In Reply to: Re: Life Choices... Passion vs Practical posted by Rick Denney on March 05, 2004 at 14:05:34:

Wow, Rick, you said just about everything I wanted to say -- as usual -- much better than I'd have said it.

By way of another testimonial, though: until the last two years, my every waking fantasy was to get out of the business I'm in. ANY other job surely would be better. I started feeling that way when I was just about Ben's age, and wasted 10 years increasingly wishing I were doing something else. Building houses, lanscape design, restaurant management, you name it I fantasized about doing it. Then, one day I looked around and realized I had gotten EXACTLY the life I always wanted. I had paid a price for it: doing a job that wasn't always interesting. I had dropped my music major because I wanted to be a good family man (you don't hear that term much any more, btw -- pity). And here I am, happily married with three kids. I wanted to travel outside my home area, and I've spent extended time (more than a couple of months) in several different states around the country. I wanted to make a comfortable living, and I do. I could have done "better" in any one of those areas, but not without doing worse in some other one. When I finally soaked that in, that I had chosen my priorities and gotten what was really important to me, I made the choice to start being content with my job -- and I am, because I recognize it as pivotal to all the things that are really important to me!

Whenever I hear someone ask if they should pursue a life as a professional musician, I ask them the questions that helped me to decide:
1. Is there any other way of making a living that could ever make you happy? and
2. If it came right down to it, would you be willing to live the rest of your life single and poor in order to be a professional musician?
If the answer to the first is 'yes' OR the answer to the second is 'no', find another path.
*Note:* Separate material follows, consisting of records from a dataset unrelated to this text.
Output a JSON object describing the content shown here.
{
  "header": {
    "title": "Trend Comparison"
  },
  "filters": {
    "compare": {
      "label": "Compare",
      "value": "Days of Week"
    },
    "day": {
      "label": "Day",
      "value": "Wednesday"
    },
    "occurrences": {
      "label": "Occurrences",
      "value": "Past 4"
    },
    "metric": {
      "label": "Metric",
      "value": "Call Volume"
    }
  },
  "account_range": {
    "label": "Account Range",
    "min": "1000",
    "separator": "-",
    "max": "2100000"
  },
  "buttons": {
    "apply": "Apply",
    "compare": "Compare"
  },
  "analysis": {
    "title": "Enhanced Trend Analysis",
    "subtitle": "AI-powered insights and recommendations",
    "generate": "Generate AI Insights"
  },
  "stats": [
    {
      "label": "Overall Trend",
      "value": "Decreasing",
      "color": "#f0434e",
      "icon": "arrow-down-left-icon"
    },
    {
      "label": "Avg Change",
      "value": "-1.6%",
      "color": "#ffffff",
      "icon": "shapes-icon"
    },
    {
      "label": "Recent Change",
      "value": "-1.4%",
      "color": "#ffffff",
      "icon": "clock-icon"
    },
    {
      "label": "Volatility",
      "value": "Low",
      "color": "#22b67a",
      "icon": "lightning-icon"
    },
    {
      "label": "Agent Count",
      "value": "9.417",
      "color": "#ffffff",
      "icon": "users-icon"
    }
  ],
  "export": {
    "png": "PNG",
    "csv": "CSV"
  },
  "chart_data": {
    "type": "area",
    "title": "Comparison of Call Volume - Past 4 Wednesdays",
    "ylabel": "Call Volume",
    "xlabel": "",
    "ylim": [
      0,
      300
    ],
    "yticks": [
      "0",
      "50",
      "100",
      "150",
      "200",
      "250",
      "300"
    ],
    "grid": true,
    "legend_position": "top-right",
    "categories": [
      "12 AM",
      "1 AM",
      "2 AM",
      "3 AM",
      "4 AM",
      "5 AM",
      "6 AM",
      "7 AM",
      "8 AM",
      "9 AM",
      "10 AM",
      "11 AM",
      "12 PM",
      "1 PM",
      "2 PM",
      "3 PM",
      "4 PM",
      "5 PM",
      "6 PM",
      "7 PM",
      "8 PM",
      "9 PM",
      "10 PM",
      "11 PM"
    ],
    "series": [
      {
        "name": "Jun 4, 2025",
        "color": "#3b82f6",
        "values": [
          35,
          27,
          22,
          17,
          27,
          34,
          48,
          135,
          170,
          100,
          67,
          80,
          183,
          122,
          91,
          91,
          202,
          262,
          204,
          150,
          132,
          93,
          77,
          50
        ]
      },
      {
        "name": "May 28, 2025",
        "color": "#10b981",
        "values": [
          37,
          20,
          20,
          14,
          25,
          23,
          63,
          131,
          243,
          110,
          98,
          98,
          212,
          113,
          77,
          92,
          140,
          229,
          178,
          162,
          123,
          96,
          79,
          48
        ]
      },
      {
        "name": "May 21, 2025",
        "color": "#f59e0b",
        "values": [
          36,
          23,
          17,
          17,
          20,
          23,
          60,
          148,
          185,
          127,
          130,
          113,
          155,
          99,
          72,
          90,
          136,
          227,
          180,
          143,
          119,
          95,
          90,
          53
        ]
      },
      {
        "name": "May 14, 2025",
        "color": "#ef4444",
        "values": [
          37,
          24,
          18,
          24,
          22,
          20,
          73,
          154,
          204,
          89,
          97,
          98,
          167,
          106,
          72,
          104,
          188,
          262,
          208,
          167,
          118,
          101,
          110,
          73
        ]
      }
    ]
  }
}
One final thought: Sean Chisham was, I think, about your age when he got serious about practicing several hours every morning and night for auditions. A couple of years later, he's in a DC band, married with a young-un, and making a good living. I don't think he went very long, if at all, unemployed between his computer job and the Army band.

Joe Baker, who observes that there are many interesting paths available to a 28 year old college grad BESIDES professional musician, and many places to play besides NYC.